PostgreSQL procedural languages overhead (plpython / plsql / pllua…)

plpgsqlplpythonpostgresql

I'm trying to find information about PostgreSQL user defined functions in procedural languages performance for real time tasks.

  1. How does they compare to builtin functions?
  2. Is there any difference (in overhead) how Postgres call / manage plpython vs plpgsql vs pllua functions (I'm interested in the Postgres integration / context / data transfer side, not the VM itself)?
  3. Is the context a big overhead? Can I use it for realtime data mapping (let's say 1000 queries/s))
  4. Is there any benefit of writing user defined functions in plpgsql then other pg/language? On the documentation they enumerate advantages, but I think they apply to all postgresql procedural languages.

Related findings:

Best Answer

  1. UDFs in interpreted languages are pretty much always slower than UDFs written in C or built-in functions, all other things being the same.

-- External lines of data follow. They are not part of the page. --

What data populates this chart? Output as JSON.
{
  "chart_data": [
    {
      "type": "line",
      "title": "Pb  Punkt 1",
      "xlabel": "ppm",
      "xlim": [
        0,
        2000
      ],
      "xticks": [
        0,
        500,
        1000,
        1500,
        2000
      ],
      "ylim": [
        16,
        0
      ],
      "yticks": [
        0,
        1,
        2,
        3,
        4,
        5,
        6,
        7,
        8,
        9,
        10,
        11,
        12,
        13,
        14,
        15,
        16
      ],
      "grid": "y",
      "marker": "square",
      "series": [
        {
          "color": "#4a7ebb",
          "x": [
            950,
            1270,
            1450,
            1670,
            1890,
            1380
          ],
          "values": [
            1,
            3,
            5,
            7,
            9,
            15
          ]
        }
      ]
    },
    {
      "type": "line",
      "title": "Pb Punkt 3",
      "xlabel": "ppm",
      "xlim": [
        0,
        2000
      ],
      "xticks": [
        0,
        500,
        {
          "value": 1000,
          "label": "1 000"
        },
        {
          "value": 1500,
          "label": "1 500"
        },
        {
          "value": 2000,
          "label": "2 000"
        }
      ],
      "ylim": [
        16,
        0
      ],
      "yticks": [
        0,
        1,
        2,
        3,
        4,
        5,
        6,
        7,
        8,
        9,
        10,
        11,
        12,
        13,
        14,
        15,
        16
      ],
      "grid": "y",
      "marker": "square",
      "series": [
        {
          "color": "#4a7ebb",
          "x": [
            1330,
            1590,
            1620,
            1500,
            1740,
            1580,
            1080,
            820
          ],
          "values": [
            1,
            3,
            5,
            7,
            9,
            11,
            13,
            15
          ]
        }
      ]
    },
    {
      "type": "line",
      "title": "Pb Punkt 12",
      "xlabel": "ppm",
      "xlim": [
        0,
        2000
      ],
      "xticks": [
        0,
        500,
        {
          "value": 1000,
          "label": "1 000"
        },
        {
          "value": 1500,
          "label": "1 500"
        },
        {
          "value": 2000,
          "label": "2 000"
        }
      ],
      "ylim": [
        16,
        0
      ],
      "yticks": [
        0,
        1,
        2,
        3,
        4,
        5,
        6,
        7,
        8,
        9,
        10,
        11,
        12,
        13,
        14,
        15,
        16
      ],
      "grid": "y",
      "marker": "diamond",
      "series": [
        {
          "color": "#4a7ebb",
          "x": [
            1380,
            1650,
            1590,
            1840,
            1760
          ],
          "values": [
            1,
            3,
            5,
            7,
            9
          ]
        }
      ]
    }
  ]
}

  2. Each language binding has different code to connect PostgreSQL to the language, with different degrees of optimisation, different ways of passing some data types, etc. So variation certainly exists. It shouldn't be huge unless you're passing a data type that gets very different handling by one language than another, e.g. one passes a hstore as a string, and another converts it to a dict.

  3. Unclear what "the context" is. Can you use it for "real time data mapping" ... well, depends on what the function does and if it's fast enough on the server it's running on, for the clients it's taking to, and for your requirements. How long is a piece of string? Benchmark.

  4. PL/PgSQL is simpler to write, and offers faster access to SQL. It's generally better when you need to wrap a little logic around a lot of SQL. It's very slow for mathematical operations and complex algorithms, so purely computational code in PL/PgSQL should be avoided whenever possible in favour of C, or a faster procedural language.

Speedups when re-implementing PL/PgSQL code in C can vary from neglible to over 1000 times. It all depends on what the code is actually doing.

(This kind of multi-question isn't well suited to Stack Exchange as it's harder to have a definitive answer)